Unifying a communications presence

You're in a cab and need to make immediate contact with co-workers. You have a 10-person conference call in about a minute and need to get your latest emails in preparation for the meeting. No worries. With the power of unified communications (UC), this is a no-brainer. Presence technology, or click-to-call, is at the heart of the UC concept and enabling on-the-go communication scenarios like those above. UC gives users converged communication and collaboration services including presence, Web, voice, video, messaging, and telephony, all accessible through a coherent experience.

With UC, users can right click to call while using email, launch a phone call by selecting a telephone number from a Word document, or dial straight from a website. And that's just scratching the surface, experts say. Essentially, a call can reach you wherever you are, on any device, and office functionality is at your fingertips.

UC is a combination of equipment, software and services tied together to enhance individual, workgroup and organisational productivity, enabling control and management of multiple enterprise communication methods. According to Gartner, the technology comes in three flavours: bundled in a single solution (Nortel's approach); as a broad portfolio of separate communication functions all tied together through shared services such as presence, administration and directories (Cisco and Microsoft's strategy); or as a common communications framework or middleware that can be used by unrelated applications (IBM and Oracle's model).

"UC brings together different modes of communication including email, phone, fax and IM, in one place," Microsoft Asia-Pacific, unified communications general manager, Ben Graetz, said. "It makes it easier to use different systems, makes workers more productive, and reduces administration costs."

Graetz said the core building blocks of Microsoft's concept included Exchange and Active Directory. "Organisations today use different directories for email, voicemail and phone systems, and managing each can be costly. Using one directory brings efficiency and cost savings," he said. "Standardising on Active Directory and Exchange is the first step and the core infrastructure. From that base, users can add and expand out the capacity of the system."

A simple case
Analysts tell us UC promises to simplify business processes, improve customer service, and increase productivity and profitability. It aims to get rid of the communication silos and reduce delays in accessing and communicating with others.

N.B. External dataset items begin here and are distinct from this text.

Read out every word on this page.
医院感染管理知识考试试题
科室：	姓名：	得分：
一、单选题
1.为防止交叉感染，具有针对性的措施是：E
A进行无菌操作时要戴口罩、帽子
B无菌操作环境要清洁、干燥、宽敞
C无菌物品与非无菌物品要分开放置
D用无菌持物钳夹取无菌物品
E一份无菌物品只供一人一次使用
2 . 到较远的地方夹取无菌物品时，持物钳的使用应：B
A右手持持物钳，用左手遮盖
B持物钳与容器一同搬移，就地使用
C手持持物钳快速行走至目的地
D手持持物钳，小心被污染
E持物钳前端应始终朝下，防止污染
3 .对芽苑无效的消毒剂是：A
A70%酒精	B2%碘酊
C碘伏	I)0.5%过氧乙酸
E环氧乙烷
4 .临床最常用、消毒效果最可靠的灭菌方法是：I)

IDC telecommunications associate analyst, Yue Vivian Li, defines UC as a software infrastructure platform that consolidates directory, routing, and management of communications across a growing set of applications. These include advanced IP telephony calling and management; Web, audio- and videoconferencing; instant messaging; and pervasive presence management and awareness. All are accessible through desktop and mobile devices and as functions available to business applications developers.

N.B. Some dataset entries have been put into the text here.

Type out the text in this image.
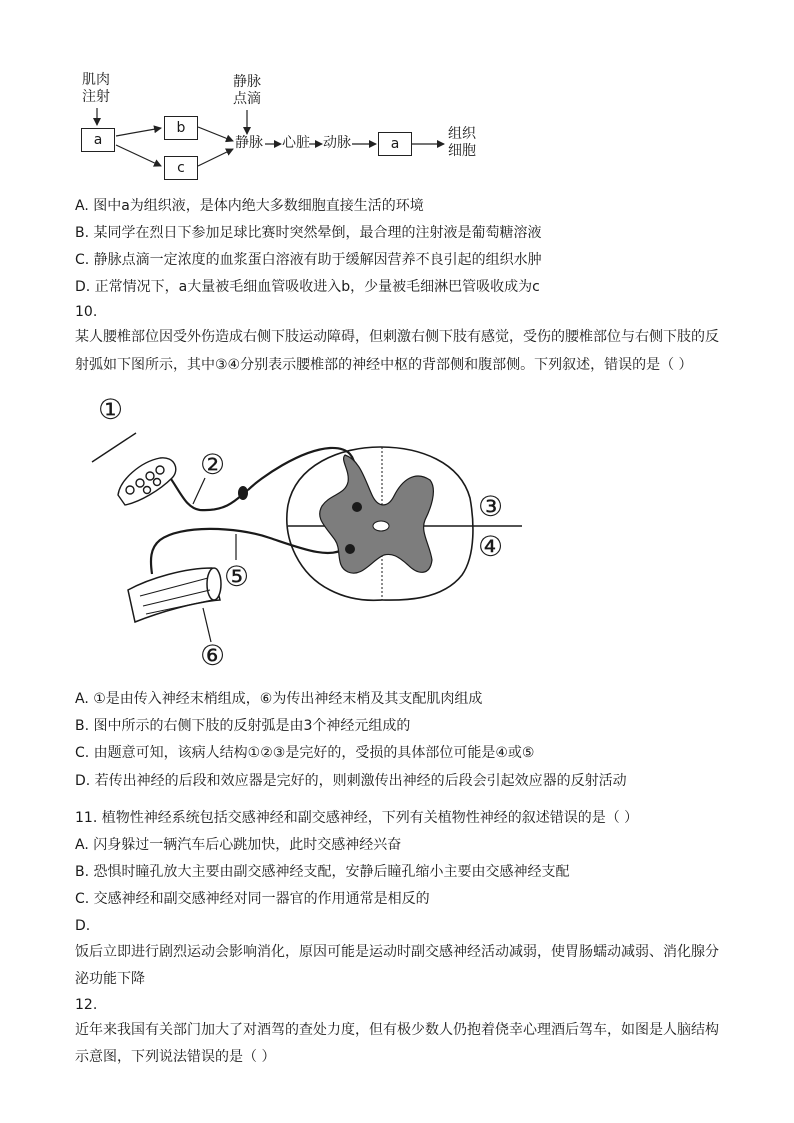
肌肉
注射
静脉
点滴
a
b
c
静脉 心脏 动脉	a
组织
细胞
A. 图中a为组织液，是体内绝大多数细胞直接生活的环境
B. 某同学在烈日下参加足球比赛时突然晕倒，最合理的注射液是葡萄糖溶液
C. 静脉点滴一定浓度的血浆蛋白溶液有助于缓解因营养不良引起的组织水肿
D. 正常情况下，a大量被毛细血管吸收进入b，少量被毛细淋巴管吸收成为c
10.
某人腰椎部位因受外伤造成右侧下肢运动障碍，但刺激右侧下肢有感觉，受伤的腰椎部位与右侧下肢的反
射弧如下图所示，其中③④分别表示腰椎部的神经中枢的背部侧和腹部侧。下列叙述，错误的是（ ）
①
②
③
④
⑤
⑥
A. ①是由传入神经末梢组成，⑥为传出神经末梢及其支配肌肉组成
B. 图中所示的右侧下肢的反射弧是由3个神经元组成的
C. 由题意可知，该病人结构①②③是完好的，受损的具体部位可能是④或⑤
D. 若传出神经的后段和效应器是完好的，则刺激传出神经的后段会引起效应器的反射活动
11. 植物性神经系统包括交感神经和副交感神经，下列有关植物性神经的叙述错误的是（ ）
A. 闪身躲过一辆汽车后心跳加快，此时交感神经兴奋
B. 恐惧时瞳孔放大主要由副交感神经支配，安静后瞳孔缩小主要由交感神经支配
C. 交感神经和副交感神经对同一器官的作用通常是相反的
D.
饭后立即进行剧烈运动会影响消化，原因可能是运动时副交感神经活动减弱，使胃肠蠕动减弱、消化腺分
泌功能下降
12.
近年来我国有关部门加大了对酒驾的查处力度，但有极少数人仍抱着侥幸心理酒后驾车，如图是人脑结构
示意图，下列说法错误的是（ ）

The worldwide UC market was worth $US19.3 billion last year. This incorporated IP PBX, hardware desktop IP phones, conferencing applications, instant messaging applications, integrated collaborative environments, unified messaging, soft switches, media gateways, mobile enterprise applications, VoIP support services, WAN application delivery, hosted IP services, VoIP management solutions, and wireless business services revenue.

Li said UC solutions are poised to transform enterprise communications. "It will change the way we work and communicate," she said.

Despite its rapid maturity, the technology is at an early stage and adoption of converged solutions is slow. Li said the growing uptake of IP telephony, along with the high mobility and communication needs pushed by Generation Y entering the workforce, would fuel market uptake of UC solutions.

3D Networks CEO, Chris Luxford, argued true UC was still about six months away.

"There's been an interesting evolution in the last couple of years," he said. "Two or three years ago, IP telephony and VoIP were the main buzz words. Now it's about using unified communications. There's a signify cant install base of IP telephony and they are looking to expand functionality."

Luxford said IP telephony was still the foundation for most discussions. There was also still lots of work to be done with integration and open standards.

"Customers today are generally buying IP telephony with a view towards implementing UC down the road," he said. "Less than 10 per cent of customers are buying UC.